UYARILAR KİMLERE FAYDA VERMEZ?
Allah hem peygamberlerini hem de onlara indirdiği kitapları, insanlara Hakkı tanıtmak, hikmet ve hakikati öğretmek, bu sayede onları bütün kötülüklerden arındırmak ve iman edip salih amel işlemezlerse kendilerini bekleyen tehlikelerden/cezalardan haberdar etmek için göndermiştir.
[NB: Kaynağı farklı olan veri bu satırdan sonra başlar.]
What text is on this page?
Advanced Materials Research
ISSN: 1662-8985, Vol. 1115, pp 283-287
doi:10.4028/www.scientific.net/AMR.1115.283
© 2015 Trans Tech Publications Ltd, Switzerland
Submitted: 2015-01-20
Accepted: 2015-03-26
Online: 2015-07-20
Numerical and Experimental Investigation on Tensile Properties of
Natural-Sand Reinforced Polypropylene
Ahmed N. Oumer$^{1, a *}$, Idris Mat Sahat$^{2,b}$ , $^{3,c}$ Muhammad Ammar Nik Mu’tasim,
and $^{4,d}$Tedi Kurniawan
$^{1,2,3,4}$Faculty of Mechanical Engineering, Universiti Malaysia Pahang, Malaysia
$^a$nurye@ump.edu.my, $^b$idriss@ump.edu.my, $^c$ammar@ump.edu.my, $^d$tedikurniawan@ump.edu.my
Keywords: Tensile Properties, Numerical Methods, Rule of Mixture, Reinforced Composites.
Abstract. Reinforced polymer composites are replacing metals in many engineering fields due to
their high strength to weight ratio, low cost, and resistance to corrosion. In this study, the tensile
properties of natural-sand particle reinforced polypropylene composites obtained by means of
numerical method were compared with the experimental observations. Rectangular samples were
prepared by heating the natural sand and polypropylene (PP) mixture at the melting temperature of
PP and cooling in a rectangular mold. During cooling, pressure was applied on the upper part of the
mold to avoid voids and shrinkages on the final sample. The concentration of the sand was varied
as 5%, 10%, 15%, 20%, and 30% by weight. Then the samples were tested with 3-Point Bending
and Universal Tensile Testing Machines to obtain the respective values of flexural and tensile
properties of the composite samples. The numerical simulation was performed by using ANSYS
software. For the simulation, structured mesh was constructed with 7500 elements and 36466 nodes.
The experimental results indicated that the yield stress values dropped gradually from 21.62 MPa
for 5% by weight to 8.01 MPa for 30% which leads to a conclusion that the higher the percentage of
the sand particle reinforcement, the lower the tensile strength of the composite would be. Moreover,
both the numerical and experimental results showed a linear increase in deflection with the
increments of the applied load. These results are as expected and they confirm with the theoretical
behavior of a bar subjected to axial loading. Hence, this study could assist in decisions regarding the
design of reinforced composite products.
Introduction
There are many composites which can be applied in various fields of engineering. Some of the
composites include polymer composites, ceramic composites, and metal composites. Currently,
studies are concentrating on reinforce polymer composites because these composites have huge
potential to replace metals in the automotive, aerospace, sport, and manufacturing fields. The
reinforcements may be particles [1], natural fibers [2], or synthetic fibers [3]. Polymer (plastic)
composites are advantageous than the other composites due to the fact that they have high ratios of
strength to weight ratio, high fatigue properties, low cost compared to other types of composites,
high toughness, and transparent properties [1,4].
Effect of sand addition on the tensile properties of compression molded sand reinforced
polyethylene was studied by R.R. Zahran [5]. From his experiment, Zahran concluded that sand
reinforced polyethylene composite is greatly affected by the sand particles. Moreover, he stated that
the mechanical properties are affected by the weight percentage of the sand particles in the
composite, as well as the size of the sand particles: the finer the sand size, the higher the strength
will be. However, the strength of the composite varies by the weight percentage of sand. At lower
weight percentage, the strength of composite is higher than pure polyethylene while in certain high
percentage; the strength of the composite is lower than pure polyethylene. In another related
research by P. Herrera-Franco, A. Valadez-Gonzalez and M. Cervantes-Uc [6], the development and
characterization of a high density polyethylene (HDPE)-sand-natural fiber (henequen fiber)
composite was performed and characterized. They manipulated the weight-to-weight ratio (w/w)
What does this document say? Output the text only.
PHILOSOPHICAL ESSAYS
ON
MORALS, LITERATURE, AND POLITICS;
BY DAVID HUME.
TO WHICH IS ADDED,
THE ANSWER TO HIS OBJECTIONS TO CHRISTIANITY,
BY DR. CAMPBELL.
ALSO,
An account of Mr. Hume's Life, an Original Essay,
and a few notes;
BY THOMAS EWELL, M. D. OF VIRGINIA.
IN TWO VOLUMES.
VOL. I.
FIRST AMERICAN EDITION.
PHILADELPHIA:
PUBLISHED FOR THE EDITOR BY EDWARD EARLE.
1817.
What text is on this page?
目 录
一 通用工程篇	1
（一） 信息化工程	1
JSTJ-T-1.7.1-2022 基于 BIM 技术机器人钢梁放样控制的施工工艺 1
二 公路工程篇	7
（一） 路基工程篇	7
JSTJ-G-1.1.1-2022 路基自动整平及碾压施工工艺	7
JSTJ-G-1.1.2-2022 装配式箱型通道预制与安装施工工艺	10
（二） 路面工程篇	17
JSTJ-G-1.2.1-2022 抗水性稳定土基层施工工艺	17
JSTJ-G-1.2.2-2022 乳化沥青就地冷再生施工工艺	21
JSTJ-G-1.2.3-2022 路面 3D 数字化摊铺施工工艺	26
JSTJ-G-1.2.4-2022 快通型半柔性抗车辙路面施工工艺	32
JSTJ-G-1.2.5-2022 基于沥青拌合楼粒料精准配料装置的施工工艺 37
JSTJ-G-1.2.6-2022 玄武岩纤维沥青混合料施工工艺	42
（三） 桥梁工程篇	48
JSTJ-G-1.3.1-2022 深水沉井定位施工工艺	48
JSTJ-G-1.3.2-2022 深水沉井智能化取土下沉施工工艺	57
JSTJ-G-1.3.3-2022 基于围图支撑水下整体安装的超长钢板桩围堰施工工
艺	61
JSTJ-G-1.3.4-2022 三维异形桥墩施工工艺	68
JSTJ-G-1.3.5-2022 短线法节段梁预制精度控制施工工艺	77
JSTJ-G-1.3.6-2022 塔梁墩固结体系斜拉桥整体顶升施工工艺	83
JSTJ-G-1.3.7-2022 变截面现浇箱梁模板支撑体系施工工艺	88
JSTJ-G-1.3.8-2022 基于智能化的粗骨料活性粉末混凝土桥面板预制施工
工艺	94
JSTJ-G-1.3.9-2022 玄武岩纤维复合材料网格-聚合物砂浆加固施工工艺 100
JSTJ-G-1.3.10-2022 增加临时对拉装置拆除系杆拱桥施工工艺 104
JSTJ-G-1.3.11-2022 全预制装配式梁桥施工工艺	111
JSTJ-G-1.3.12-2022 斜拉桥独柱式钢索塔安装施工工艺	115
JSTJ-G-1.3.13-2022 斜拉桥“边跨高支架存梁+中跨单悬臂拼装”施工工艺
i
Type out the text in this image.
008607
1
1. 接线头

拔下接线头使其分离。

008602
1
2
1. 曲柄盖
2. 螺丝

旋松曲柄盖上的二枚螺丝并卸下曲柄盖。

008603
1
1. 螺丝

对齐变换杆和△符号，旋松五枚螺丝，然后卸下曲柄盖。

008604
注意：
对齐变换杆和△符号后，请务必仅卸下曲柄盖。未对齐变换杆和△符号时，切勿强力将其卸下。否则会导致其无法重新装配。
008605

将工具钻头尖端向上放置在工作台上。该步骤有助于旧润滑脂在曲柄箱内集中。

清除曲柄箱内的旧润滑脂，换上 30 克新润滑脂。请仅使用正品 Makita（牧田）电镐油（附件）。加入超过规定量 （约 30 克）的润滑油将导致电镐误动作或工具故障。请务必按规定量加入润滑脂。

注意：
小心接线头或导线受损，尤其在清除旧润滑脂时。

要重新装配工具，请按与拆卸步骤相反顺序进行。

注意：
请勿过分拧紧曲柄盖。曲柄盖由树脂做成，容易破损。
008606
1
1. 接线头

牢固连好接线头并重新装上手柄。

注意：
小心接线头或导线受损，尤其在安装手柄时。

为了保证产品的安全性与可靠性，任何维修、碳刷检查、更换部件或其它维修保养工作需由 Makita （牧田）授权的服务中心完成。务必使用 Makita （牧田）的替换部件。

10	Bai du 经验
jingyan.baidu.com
Ancak resûllerin ve kitapların uyarılarının etkili ve faydalı olmasında insanoğlunun tavır ve davranışlarının; zihni ve psikolojik yaklaşımlarının önemli bir tesiri vardır.
Allah’tan gelen sözlü mesajları ve O’nun elçilerini kabul etmeyenlerin, üstelik körü körüne/düşüncesizce onları yalanlayanların adeta hakikati bile bile/göre göre inkâr edenlerin uyarılmasında bir fayda olmayacağı içindir ki Kur’ân “Onları uyarsan da bir uyarmasan da” buyurur.1 Zira kibir, gurur, kendini beğenmişlik, şartlanmışlık, inat ve ilhad gibi psikolojik saplantılar, onlarla gerçekler arasında aşılmaz bir set oluşturur. Bunların yanında şu hususlar da uyarıları boşa çıkarır ya da Kur’ân ve peygamberlerin uyarılarından istifadeyi engeller.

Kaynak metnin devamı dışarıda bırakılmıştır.